1. Engage Your Audience. When Fenet first started, she acted like the auctioneers you see in the movies: calling out numbers (fast) as people raised their paddles. She quickly learned that she needed to stop talking at the crowd and start incorporating them into the auction. “People need to feel invested in the sale,” Fenet says. She started asking questions, using personal details like a dress color when relating with a bidder, or attempting humor to re-engage a crowd. “When I do this, there is a shift in energy,” she says. This is true for any sales pitch: Spend a few minutes getting to understand the objectives and motivation across the table and then weave relevant points into your pitch. If you see someone lose interest or, worst case scenario, yawn in the middle of your presentation, ask a question or throw in a little humor to bring them back around.
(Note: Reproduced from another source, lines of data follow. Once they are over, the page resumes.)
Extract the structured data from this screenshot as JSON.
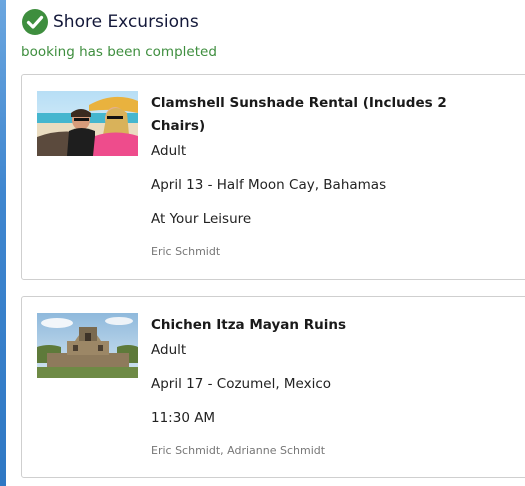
{
  "header": {
    "title": "Shore Excursions",
    "status": "booking has been completed",
    "status_icon": "check-circle-icon",
    "status_color": "#3e8e3e"
  },
  "excursions": [
    {
      "name": "Clamshell Sunshade Rental (Includes 2 Chairs)",
      "passenger_type": "Adult",
      "date_port": "April 13 - Half Moon Cay, Bahamas",
      "time": "At Your Leisure",
      "guests": "Eric Schmidt",
      "image": "beach-couple-photo"
    },
    {
      "name": "Chichen Itza Mayan Ruins",
      "passenger_type": "Adult",
      "date_port": "April 17 - Cozumel, Mexico",
      "time": "11:30 AM",
      "guests": "Eric Schmidt, Adrianne Schmidt",
      "image": "mayan-ruins-photo"
    }
  ]
}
2. Get Comfortable With Rejection. By virtue of her role as an auctioneer, Fenet knows a lot about rejection. “I go on stage every night knowing that at some point that, with a quick shake of their head, one of my bidders is going to drop out of the auction,” she says. “When I first started taking auctions, it is always felt like it was personal like they were rejecting me.” But, as Fenet notes, you also need to remember when you’re selling anything, be a priceless experience, an idea, or your business, is that it is just that: Business. It isn’t personal. She’s become comfortable with the fact that the rejection isn’t personal, it’s a rejection of what she’s presenting. At the end of most auctions, there is a moment called a paddle raise where Fenet stands onstage and asks people to give money to fund a need or support a particular cause. “I can’t tell you how many times I have stood on stage, called out an amount and been faced with silence. I used to want the stage to swallow me up whole,” she says. But after all these years of taking auctions, she waits 10 seconds, gives the audience a big smile, and says, “Hey, a girl’s gotta ask.”
3. Network to Finesse Your Story (and Improve Your Odds). Networking is a great opportunity to perfect your pitch. When you meet someone new and they ask you, “What’s your story?” you will have the chance to tell them what you’re working on or a goal you’re trying to accomplish. “Networking is the single most important part of selling anything—yourself, your vision, your business,” Fenet says. It’s great practice and you never know where a new connection may lead. “A lot of times we don’t think of people in our daily lives as our ‘network,’” she adds. Shift that thinking. For Fenet, networking is key to getting new people in the auction room. “The more people I meet, the easier my job becomes because I have an audience of supporters,” she says.
At every Christie’s auction she leads, Fenet is selling items—but she’s also selling a story. She’s creating an experience around an idea and an emotional connection that helps her close the deal. It’s this same methodology that can help entrepreneurs better generate excitement and enthusiasm for their own ideas.